June 9 (UPI) -- The presence of airborne dust on alien planets increases the odds of habitability, according to new research. The findings could help planetary scientists hone in on exoplanets most likely to host alien life.
The habitability of a rocky planet depends on its ability to host liquid water. The planet can't be too cold, or water will remain perpetually frozen. If the planet is too hot, all the water will boil away. The type of host star and how far away a planet is from it determines the range of temperatures on the planet's surface.
New planetary models developed by scientists at the University of Exeter, the Met Office and the University of East Anglia showed that the presence of dust can also influence surface temperatures.
Scientists detailed their findings in a new paper, published this week in the journal Nature Communications.
Dust cools the hot side of the planet, the side facing the sun, while warming the dark side of the planet, the side facing away from the sun. In effect, dust expands the planet's habitable zone.
"On Earth and Mars, dust storms have both cooling and warming effects on the surface, with the cooling effect typically winning out.
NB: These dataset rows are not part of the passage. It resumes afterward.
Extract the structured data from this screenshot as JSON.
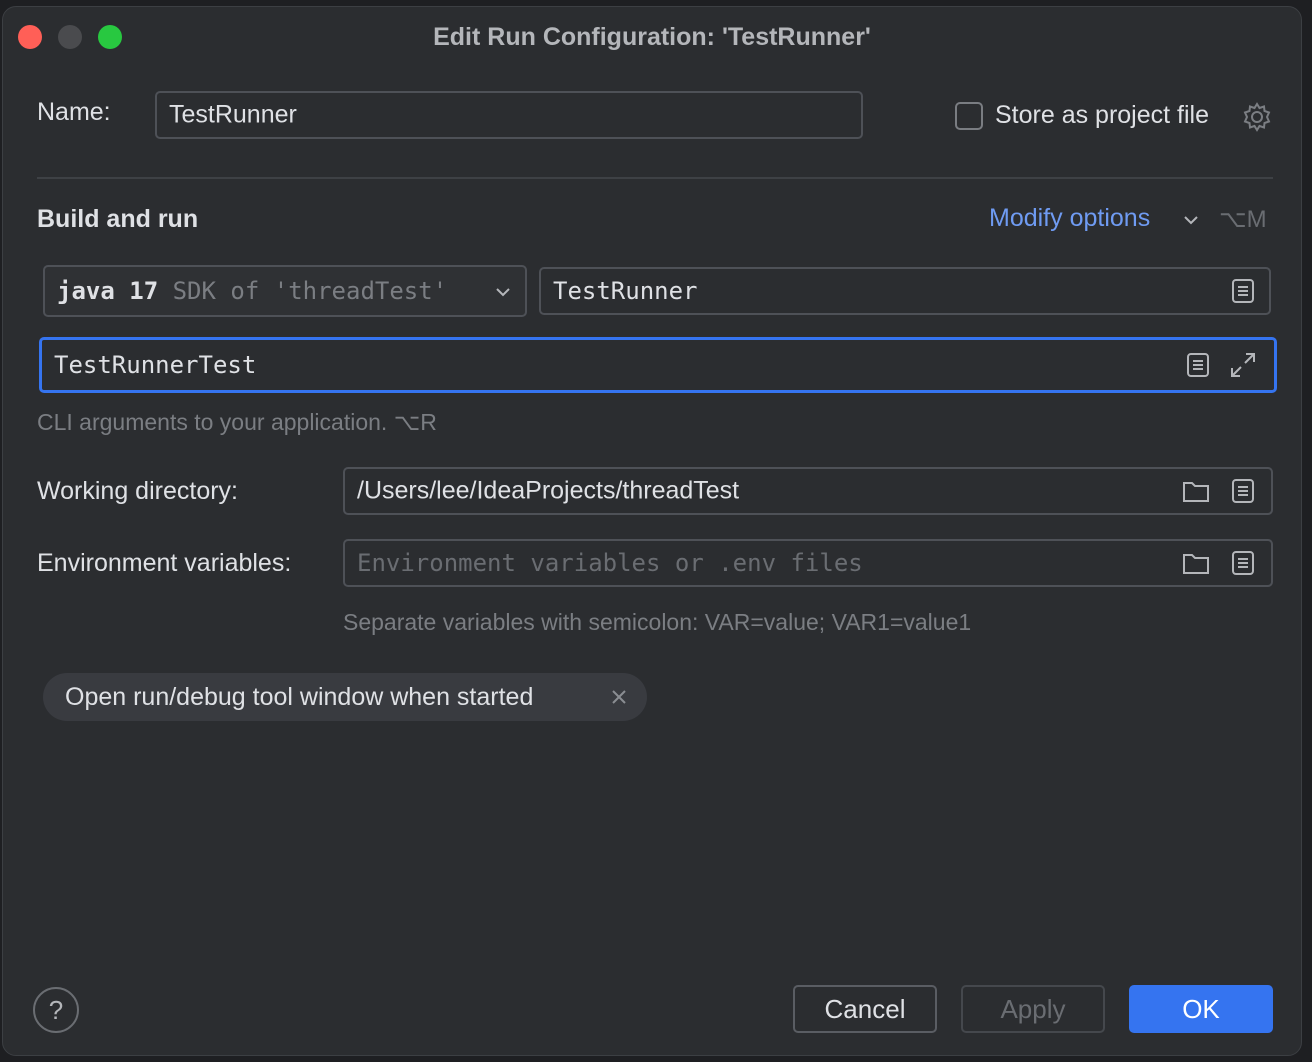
{
  "window": {
    "title": "Edit Run Configuration: 'TestRunner'"
  },
  "name_row": {
    "label": "Name:",
    "value": "TestRunner",
    "store_label": "Store as project file",
    "store_checked": false
  },
  "build_and_run": {
    "title": "Build and run",
    "modify_options": "Modify options",
    "modify_shortcut": "⌥M",
    "sdk_version": "java 17",
    "sdk_detail": "SDK of 'threadTest'",
    "main_class": "TestRunner",
    "program_args": "TestRunnerTest",
    "program_args_hint": "CLI arguments to your application. ⌥R"
  },
  "working_directory": {
    "label": "Working directory:",
    "value": "/Users/lee/IdeaProjects/threadTest"
  },
  "environment": {
    "label": "Environment variables:",
    "placeholder": "Environment variables or .env files",
    "hint": "Separate variables with semicolon: VAR=value; VAR1=value1"
  },
  "chip": {
    "label": "Open run/debug tool window when started"
  },
  "footer": {
    "help": "?",
    "cancel": "Cancel",
    "apply": "Apply",
    "ok": "OK"
  },
  "colors": {
    "accent": "#3574f0",
    "link": "#6f9bf2",
    "background": "#2b2d30"
  }
}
But these 'synchronized orbit' planets are very different," lead study author Ian Boutle, researcher at both Exeter and the Met Office, said in a news release. "Here, the dark sides of these planets are in perpetual night, and the warming effect wins out, whereas on the dayside, the cooling effect wins out."
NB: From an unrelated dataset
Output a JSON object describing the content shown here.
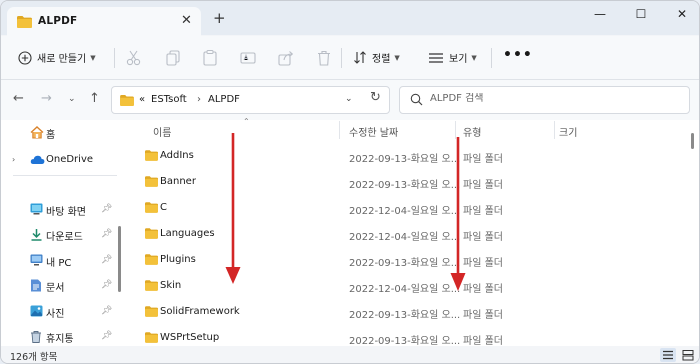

"The effect is to moderate the temperature extremes, thus making the planet more habitable," Boutle said.
The effect likely has the greatest effect on planets that exist quite close to their host stars.
Planets with intimate orbits often exist right on the inner edge of habitability. The new research suggests some that previously appeared too hot for liquid water, might actually be habitable -- thanks to the cooling effect of airborne dust.
Even seemingly dust-free inner worlds could become friendlier to life over time. As their oceans bubble away, models suggest atmospheric dust concentrations rise, helping to moderate temperatures.
The new research also suggests the presence of dust could complicate efforts to spot biomarkers that might signify the presence of alien life.
For multiple reasons, planetary scientists must now consider the lack or presence of dust when gauging the habitability of distant planets.
"Airborne dust is something that might keep planets habitable, but also obscures our ability to find signs of life on these planets," said study co-author Manoj Joshi, a professor at the University of East Anglia. "These effects need to be considered in future research."